A exportação de automóveis e a desdolarização do comércio internacional
por Luiz Alberto Melchert de Carvalho e Silva
Agradeço as sugestões preciosas do Prof. Luís Gonzaga Belluzzo para esta matéria.
Não é primeira vez que esta coluna toca no assunto do financiamento direto ao consumidor estrangeiro para às exportações de bens duráveis, dando-lhes exatamente as mesmas condições que o consumidor brasileiro obtém aqui. Como daquela vez, esta matéria baseia-se nos automóveis porque são os itens de produção em massa mais dependentes de financiamento. Raros são os negócios fechados à vista no ramo, predominando os consórcios, a alienação fiduciária, o leasing e, mais recentemente, os contratos de assinatura. O modelo pode ser estendido a quaisquer bens duráveis a serem vendidos no exterior.
Hoje, quando um consumidor peruano adquire um automóvel fabricado no Brasil, obtém o financiamento internamente, dependendo da oferta local de crédito, o que pode reduzir prazos e elevar juros. No Brasil, não é raro atingirem-se os oitenta e quatro meses sem necessidade de fiador, desde que o valor financiado seja inferior a 50% do preço do bem, condições inexistentes em economias menos desenvolvidas como as de nossos vizinhos na américa Latina.
Ademais, suprir de crédito toda a cadeia até o consumidor final é a função de um sistema financeiro maduro, minimizando a dependência do uso de capital próprio. Hoje, os incentivos creditícios às exportações vão pouco das antecipações dos contratos de câmbio, deixando de financiar os próximos passos na cadeia de consumo.

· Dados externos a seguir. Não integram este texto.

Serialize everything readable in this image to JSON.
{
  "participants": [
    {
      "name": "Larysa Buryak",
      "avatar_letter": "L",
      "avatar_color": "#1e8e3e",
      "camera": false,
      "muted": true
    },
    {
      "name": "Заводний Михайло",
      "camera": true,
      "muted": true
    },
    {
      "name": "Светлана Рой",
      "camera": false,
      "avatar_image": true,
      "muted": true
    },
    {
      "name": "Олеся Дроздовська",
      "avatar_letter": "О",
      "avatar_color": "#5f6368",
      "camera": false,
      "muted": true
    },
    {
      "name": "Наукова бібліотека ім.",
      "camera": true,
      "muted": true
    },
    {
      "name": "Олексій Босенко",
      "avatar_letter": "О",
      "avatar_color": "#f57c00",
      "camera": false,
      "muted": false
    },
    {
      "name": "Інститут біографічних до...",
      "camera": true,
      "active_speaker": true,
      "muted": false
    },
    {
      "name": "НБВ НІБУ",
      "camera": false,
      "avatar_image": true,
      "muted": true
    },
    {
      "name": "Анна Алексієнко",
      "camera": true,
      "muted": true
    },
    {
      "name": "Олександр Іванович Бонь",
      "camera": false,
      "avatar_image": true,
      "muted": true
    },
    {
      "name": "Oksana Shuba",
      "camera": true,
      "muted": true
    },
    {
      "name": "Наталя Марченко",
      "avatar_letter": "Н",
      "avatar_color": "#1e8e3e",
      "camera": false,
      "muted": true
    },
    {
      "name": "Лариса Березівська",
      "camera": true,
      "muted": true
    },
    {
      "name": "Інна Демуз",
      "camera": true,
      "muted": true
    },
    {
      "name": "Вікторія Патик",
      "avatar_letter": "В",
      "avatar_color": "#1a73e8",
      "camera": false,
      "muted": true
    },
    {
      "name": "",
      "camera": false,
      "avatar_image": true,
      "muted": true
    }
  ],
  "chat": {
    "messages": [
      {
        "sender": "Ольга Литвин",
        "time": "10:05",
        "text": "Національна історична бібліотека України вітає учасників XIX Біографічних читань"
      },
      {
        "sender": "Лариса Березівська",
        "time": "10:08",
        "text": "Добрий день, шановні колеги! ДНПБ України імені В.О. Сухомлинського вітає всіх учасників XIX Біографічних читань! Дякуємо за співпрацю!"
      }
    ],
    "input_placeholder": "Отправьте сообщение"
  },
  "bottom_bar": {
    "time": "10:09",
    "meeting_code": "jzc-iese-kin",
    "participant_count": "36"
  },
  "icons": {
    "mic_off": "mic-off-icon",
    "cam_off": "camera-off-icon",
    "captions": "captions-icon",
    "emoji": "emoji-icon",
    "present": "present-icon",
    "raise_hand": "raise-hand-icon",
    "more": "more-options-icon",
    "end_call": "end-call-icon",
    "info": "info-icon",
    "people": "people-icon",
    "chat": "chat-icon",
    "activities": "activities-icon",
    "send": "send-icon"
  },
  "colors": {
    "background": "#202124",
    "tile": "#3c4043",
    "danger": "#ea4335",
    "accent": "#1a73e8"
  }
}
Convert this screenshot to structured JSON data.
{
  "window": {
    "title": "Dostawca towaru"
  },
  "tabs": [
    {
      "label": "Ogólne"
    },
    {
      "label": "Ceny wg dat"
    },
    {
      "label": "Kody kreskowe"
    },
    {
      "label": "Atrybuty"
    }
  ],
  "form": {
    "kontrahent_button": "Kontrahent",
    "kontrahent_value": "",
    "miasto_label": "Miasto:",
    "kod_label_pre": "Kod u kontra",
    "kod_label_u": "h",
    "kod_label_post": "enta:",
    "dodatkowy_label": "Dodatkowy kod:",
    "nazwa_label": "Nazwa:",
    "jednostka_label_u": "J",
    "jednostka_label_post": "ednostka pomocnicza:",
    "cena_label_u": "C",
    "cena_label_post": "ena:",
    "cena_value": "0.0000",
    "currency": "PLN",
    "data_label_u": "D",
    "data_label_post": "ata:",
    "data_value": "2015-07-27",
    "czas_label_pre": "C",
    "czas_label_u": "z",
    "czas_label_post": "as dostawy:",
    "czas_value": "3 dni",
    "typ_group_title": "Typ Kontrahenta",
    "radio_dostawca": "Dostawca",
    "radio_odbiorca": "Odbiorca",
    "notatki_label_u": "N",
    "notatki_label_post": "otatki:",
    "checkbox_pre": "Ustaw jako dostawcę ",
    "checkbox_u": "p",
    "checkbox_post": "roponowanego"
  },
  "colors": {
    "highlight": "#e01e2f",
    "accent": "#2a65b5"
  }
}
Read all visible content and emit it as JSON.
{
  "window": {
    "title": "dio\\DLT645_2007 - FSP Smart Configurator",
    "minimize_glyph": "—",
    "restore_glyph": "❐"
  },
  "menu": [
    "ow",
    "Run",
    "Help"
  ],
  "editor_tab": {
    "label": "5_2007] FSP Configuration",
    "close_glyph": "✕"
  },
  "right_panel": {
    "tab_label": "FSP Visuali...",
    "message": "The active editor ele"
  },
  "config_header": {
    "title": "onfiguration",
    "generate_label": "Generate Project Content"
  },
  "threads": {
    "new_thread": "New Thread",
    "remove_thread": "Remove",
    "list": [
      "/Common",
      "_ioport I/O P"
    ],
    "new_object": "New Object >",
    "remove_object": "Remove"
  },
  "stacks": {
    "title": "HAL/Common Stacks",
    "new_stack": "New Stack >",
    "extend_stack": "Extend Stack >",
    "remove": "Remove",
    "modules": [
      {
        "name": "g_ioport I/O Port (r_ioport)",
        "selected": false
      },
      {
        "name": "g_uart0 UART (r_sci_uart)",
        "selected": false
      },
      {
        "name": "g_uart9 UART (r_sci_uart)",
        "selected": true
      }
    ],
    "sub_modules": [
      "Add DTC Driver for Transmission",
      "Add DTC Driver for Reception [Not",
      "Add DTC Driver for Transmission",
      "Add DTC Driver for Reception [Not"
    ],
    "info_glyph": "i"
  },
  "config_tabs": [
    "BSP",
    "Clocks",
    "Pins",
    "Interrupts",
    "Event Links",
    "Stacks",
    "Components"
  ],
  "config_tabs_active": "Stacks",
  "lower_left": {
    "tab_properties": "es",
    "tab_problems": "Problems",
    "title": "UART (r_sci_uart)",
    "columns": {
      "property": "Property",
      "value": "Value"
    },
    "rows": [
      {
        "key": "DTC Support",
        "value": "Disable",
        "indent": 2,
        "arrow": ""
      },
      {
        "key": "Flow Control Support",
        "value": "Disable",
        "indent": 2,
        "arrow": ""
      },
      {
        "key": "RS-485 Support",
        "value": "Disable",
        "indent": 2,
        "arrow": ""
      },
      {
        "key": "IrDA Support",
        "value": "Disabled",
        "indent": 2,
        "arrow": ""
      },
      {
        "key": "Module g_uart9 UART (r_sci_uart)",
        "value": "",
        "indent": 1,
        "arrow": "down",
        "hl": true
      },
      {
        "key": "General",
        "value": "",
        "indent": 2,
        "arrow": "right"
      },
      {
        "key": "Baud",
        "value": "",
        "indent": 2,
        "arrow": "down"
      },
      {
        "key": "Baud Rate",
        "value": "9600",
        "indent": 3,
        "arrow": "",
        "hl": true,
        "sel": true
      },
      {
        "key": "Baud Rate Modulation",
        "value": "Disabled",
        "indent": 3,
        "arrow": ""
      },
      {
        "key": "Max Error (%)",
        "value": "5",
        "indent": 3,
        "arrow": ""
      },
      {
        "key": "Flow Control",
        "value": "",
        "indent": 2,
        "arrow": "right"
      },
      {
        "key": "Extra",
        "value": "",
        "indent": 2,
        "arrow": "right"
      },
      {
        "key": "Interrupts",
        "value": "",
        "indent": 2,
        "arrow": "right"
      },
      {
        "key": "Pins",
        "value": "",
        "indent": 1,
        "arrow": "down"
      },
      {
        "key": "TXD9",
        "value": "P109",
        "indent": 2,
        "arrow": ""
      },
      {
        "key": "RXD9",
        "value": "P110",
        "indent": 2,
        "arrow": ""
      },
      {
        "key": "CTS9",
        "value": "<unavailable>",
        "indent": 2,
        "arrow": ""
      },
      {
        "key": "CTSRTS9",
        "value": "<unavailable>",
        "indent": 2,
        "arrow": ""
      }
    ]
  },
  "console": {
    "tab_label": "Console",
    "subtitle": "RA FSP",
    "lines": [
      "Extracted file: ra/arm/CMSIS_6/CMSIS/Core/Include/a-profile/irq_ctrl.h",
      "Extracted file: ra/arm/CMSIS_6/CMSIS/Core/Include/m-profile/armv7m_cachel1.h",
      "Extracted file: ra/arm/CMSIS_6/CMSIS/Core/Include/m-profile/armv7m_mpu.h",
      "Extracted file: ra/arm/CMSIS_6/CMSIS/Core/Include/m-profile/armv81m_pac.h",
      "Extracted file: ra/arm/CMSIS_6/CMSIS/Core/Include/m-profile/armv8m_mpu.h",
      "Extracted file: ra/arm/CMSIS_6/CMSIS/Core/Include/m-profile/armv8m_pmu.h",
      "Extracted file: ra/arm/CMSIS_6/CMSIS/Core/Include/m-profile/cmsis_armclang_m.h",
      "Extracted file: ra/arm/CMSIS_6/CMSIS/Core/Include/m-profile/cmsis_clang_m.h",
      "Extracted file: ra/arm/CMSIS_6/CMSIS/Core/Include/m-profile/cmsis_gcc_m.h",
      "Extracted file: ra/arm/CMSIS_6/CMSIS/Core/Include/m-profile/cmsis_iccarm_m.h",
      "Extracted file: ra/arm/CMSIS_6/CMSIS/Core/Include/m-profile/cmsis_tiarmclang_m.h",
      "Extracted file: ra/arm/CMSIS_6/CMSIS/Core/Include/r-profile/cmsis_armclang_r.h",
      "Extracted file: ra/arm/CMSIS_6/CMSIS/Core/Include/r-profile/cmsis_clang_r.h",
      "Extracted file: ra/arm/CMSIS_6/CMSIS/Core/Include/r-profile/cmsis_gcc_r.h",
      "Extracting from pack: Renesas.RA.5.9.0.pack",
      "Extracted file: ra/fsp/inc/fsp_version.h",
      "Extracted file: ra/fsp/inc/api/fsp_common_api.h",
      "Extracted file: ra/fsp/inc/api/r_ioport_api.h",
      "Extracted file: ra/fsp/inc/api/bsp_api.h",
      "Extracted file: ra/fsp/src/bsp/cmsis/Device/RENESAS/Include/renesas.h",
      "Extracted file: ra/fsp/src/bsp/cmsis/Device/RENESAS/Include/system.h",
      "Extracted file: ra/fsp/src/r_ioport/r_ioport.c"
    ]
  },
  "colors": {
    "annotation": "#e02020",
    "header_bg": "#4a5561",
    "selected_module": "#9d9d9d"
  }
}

A volta ao tema deve-se à tentativa de desdolarização da economia mundial promovida pelos BRICS. De fato, as transações em dólares vêm caindo ano a ano no comércio internacional, enquanto as reservas em dólares reduziram-se de 95% para 78% desde a crise de 2008. É claro que as bolhas estouradas criam desconfiança, mas a questão vai muito além.
O sequestro de ativos contra o Irã, a Venezuela, bem como o bloqueio a Cuba são como assombrações que pairam sobre as cabeças dos governantes que temem desagradar aos Estados Unidos, visando a desenvolver seus países. Em casos extremos, como a expulsão da Rússia do sistema Swift, a hegemonia do dólar atribui a um só país o status de árbitro do mundo, começando e terminando guerras conforme seus interesses.
Pensando bem, esse movimento já era esperado quando o euro veio a substituir os eurodólares. É que, a partir dos anos 1960, quando a Europa já estava reconstruída e sua economia passou a florescer, a quantidade de dólares circulando no Velho Mundo superou o mesmo montante nos Estados Unidos. Mais tarde, com o anúncio de que o dólar não teria mais conversão automática em ouro, somando-se a alta do petróleo, os Estados Unidos conseguiram manter sua hegemonia monetária impondo que as transações envolvendo o ouro negro só se fizessem na sua moeda.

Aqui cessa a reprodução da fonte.